Title: Tale of the Music-Thief
Author: Earl T. Roske
Designer: Aubrey Watt
Graphics: I admit a bias. What attracted me to this cover was the lute. I play a similar-looking instrument, the baroque mandolino, and I pay attention when I see such instruments portrayed in art. Here the lute draws the eye even more than does the young woman, but both are nearly overpowered by the red glow of the forest.
The chief source of light is in the distance, but the lute doesn’t appear in shadow, as one might expect, but clearly has a separate light source highlighting it. And then there is a third light source, the glow around the crystal at the bottom. What does that represent?
I would leave out the crystal, even if that item appears in the story and plays a significant role. None of that can be known by a prospective purchaser, so for him the crystal and its glow add nothing. Likewise with the green framing at the top and bottom. The framing serves no obvious purpose, and it clashes in color with the red of the forest.
With those items removed, the title can be lowered, revealing more of the main part of the image. Similarly, the author name can be raised slightly, giving a little air between it and the woman’s head.
Typography: There seem to be two distinct fonts here, one used for the author name and the words “of the,” the other used for the remainder of the title, but even that remainder shows up in two variations. Notice how the letters in “Thief” differ in their strokes from those in “Tale” and “Music.” Each letter in “Thief” has an elongated serif—but why? That variant adds nothing to legibility.
It isn’t obvious why “of the” appears in a font slightly different from the rest of the title. Those little words are in off-white rather than the gold of the other three title words, and they aren’t centered vertically between “Tale” and “Music.”

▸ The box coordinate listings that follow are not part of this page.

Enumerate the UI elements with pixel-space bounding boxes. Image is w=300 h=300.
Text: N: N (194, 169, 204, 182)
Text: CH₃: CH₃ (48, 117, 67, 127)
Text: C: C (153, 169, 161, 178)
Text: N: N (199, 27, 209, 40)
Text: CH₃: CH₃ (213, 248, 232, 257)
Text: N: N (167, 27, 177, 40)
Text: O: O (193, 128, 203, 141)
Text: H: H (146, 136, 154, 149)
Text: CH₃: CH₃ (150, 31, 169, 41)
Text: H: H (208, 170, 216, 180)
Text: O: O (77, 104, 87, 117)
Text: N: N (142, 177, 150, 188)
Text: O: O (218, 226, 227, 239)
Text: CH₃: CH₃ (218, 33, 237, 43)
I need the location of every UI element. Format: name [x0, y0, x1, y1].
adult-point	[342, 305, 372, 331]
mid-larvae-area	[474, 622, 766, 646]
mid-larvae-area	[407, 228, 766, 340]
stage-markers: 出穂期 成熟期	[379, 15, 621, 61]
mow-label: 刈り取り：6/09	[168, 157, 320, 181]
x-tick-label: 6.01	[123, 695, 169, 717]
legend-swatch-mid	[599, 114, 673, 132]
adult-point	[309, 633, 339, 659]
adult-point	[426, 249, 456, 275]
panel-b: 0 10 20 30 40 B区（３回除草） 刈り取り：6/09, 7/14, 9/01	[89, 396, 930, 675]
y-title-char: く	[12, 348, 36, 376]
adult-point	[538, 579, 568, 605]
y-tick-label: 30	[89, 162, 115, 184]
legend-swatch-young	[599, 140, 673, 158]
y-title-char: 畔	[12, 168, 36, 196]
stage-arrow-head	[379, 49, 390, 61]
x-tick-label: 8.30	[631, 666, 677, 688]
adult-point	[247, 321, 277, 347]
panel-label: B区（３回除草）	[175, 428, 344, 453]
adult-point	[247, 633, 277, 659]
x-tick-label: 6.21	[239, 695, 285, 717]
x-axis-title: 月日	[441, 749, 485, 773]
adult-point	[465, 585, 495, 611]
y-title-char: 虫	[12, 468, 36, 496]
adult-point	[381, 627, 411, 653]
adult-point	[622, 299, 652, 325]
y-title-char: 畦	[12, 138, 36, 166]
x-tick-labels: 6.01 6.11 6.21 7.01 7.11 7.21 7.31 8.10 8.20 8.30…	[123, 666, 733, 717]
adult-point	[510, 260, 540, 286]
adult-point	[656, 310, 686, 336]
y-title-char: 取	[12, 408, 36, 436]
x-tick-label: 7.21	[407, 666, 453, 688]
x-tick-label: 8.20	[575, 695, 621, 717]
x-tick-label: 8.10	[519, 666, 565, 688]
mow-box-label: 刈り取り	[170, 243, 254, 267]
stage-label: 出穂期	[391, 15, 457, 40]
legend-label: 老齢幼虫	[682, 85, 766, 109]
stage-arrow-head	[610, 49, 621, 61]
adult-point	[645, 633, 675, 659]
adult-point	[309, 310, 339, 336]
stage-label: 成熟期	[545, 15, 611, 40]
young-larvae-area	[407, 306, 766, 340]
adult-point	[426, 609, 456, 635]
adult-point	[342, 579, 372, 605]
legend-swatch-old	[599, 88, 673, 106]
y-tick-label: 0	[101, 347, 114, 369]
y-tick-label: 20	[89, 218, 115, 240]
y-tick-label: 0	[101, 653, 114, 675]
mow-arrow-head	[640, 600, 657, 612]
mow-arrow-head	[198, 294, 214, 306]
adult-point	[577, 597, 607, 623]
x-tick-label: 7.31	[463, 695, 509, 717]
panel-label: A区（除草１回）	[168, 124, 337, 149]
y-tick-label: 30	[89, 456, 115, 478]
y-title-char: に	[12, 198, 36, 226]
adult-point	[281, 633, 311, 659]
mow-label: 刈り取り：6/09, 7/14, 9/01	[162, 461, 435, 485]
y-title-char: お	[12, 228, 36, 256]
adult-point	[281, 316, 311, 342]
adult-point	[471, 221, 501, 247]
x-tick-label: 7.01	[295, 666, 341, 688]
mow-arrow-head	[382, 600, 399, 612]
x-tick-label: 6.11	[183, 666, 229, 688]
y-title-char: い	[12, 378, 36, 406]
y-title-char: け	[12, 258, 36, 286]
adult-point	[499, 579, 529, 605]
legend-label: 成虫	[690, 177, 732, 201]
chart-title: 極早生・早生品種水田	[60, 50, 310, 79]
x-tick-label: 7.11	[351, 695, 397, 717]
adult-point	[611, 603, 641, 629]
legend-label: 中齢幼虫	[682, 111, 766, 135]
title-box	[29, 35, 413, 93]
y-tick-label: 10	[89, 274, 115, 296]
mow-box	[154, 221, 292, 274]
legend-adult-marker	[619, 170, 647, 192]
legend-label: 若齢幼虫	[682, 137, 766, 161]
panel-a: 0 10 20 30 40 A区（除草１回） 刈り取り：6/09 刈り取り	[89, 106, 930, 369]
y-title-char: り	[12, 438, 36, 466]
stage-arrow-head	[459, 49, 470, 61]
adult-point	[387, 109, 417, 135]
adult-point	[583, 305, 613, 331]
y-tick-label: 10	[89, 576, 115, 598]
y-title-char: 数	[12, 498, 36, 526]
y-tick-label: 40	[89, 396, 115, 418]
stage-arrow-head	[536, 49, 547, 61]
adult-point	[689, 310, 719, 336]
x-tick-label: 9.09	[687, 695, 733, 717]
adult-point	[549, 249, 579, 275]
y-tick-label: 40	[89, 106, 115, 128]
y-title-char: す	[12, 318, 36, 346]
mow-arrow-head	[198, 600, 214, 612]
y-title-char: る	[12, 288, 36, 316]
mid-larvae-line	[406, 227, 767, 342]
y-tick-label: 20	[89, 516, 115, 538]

A final mystery is why the title includes a hyphen. You don’t see a hyphen in such terms as “car thief” or “jewel thief,” so why here? The hyphen is another gratuitous element.
The entire title should be in one font and in just one variant of that font (the one with fewer filigrees), while the author name shouldn’t be in its present font, which is too similar to the other one, but in a sans serif font and in a lighter tone, closer to white, in order to make the author name stand out more from the background.
Beyond all that, the three main title words should be reduced in size. They don’t need to be this large to be read, and in square inches they occupy more space than do the main elements of the graphics, the woman and the lute. While that size change is being made, “of the” should be boosted a couple of points.
Overall: The illustration is good, but it is surrounded by extraneous objects (the crystal and the framing) and cramped by text that is too close and too large. Despite these problems, the cover conveys the genre well enough.